Researchers at Germany's Fraunhofer Institute for Solar Energy Systems (Fraunhofer ISE) have investigated the stability against UV exposure of three types of mainstream solar cell technologies – tunnel oxide passivated contact (TOPCon), passivated emitter and rear cell (PERC) and heterojunction (HJT) – and have found that all of them may suffer from severe implied voltage degradation.
They explained that UV-induced degradation (UVID) may lead to unexpected voltage and efficiency losses in the future, especially when a larger UVID track record may be available. “One prominent example of this is light and elevated temperature-induced degradation (LeTID), which has caused unforeseen losses in PERC modules during field operation,” they stated. “Recent reports suggest that a similar scenario could repeat itself due to UVID for all three of the modern cell architectures.”
The harmful effects of UV radiation have largely been associated in solar panels with UV-transparent module encapsulants and the aging of module packaging materials, which leads to encapsulant discoloration, delamination, and backsheet cracking. In particular, UV light can contribute to forming acetic acid on the module encapsulant, which corrodes the cell's contact grid. Solar cell performance is also adversely affected by UV radiation through the generation of surface defects.
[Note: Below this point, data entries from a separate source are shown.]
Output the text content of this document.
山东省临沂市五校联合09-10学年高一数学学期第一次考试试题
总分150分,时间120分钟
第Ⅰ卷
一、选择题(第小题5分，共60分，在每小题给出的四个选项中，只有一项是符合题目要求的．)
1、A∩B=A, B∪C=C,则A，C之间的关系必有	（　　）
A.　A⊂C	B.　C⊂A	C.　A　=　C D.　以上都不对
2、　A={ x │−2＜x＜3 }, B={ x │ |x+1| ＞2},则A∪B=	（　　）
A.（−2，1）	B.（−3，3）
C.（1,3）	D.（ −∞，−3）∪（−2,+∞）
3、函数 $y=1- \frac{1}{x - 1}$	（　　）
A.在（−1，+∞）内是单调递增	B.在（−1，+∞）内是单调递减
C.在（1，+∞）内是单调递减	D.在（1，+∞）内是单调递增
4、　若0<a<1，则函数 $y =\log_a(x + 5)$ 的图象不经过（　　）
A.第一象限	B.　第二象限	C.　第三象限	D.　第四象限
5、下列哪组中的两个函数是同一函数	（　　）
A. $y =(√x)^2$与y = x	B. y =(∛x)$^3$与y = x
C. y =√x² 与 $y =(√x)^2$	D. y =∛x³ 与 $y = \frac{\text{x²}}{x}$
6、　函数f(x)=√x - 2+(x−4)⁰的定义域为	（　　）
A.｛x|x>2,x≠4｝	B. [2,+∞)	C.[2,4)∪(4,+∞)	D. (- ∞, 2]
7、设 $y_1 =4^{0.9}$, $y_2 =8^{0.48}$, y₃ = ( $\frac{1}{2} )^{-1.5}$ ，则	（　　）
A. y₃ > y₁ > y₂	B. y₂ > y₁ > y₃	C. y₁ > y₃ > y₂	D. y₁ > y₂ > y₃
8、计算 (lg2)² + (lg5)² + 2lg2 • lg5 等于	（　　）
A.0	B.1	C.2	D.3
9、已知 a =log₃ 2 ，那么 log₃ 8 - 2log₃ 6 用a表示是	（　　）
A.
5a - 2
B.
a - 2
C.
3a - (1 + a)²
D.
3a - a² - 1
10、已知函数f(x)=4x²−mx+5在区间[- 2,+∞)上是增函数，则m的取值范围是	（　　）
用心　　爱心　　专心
Within a silicon solar cell, the UV light can cause damage to the passivation layers, to the silicon beneath, and at the interface between the two.
“Currently, UV-transparent encapsulants are the standard for the module front side,” the research's lead author, Fabian Thome, told pv magazine. “The use of UV-blocking encapsulants could certainly be a strategy to reduce UVID but this comes at the cost of a lower module efficiency. We know of some manufacturers that already use this strategy. It appears to be a good intermediate solution until UVID is resolved at the cell level.”
In the study “UV-Induced Degradation of Industrial PERC, TOPCon, and HJT Solar Cells: The Next Big Reliability Challenge?,” published in RRL Solar, the researchers explained that their analysis considered both commercial and lab-level solar cells, without revealing the names of the manufacturers. The devices were exposed to radiation from UV-340 lamps without coverage.
“To establish a connection between laboratory tests and field application, we analyzed spectrally resolved data from a test site in the Negev desert, Israel, since 2019,” they said. “In the UV test sequence, three cells per group were exposed to the UV radiation from the front and two from the rear, with the respective opposite sides covered.”
The testing showed that rear exposure led to less UVID than front exposure, with all technologies suffering from voltage losses above 5 mV after 60 kWh m−2. “After UV exposure, the additional recombination – a measure for the defect formation – was more pronounced for PERC than for TOPCon; but the voltage loss was comparable,” Thome said. “This is because TOPCon has a higher passivation quality and therefore ‘feels’ even small amounts of defects. The higher the initial efficiency, the higher the sensitivity to even small amounts of additional defects.”
The analysis also showed that the passivation layers based on aluminum oxide (AlOx) and silicon nitride (SiNy), which are commonly deposited in TOPCon cells via atomic layer deposition (ALD), may enhance the UV stability of these devices compared to layers typically utilized in PERC and HJT cells, which are deposited through plasma enhanced chemical vapor deposition (PECVD).
“Components common to all three cell technologies can also be important for UV stability. “One example would be the refractive index and thickness of silicon nitride layers which determine the effective UV dose reaching the silicon,” Thome concluded.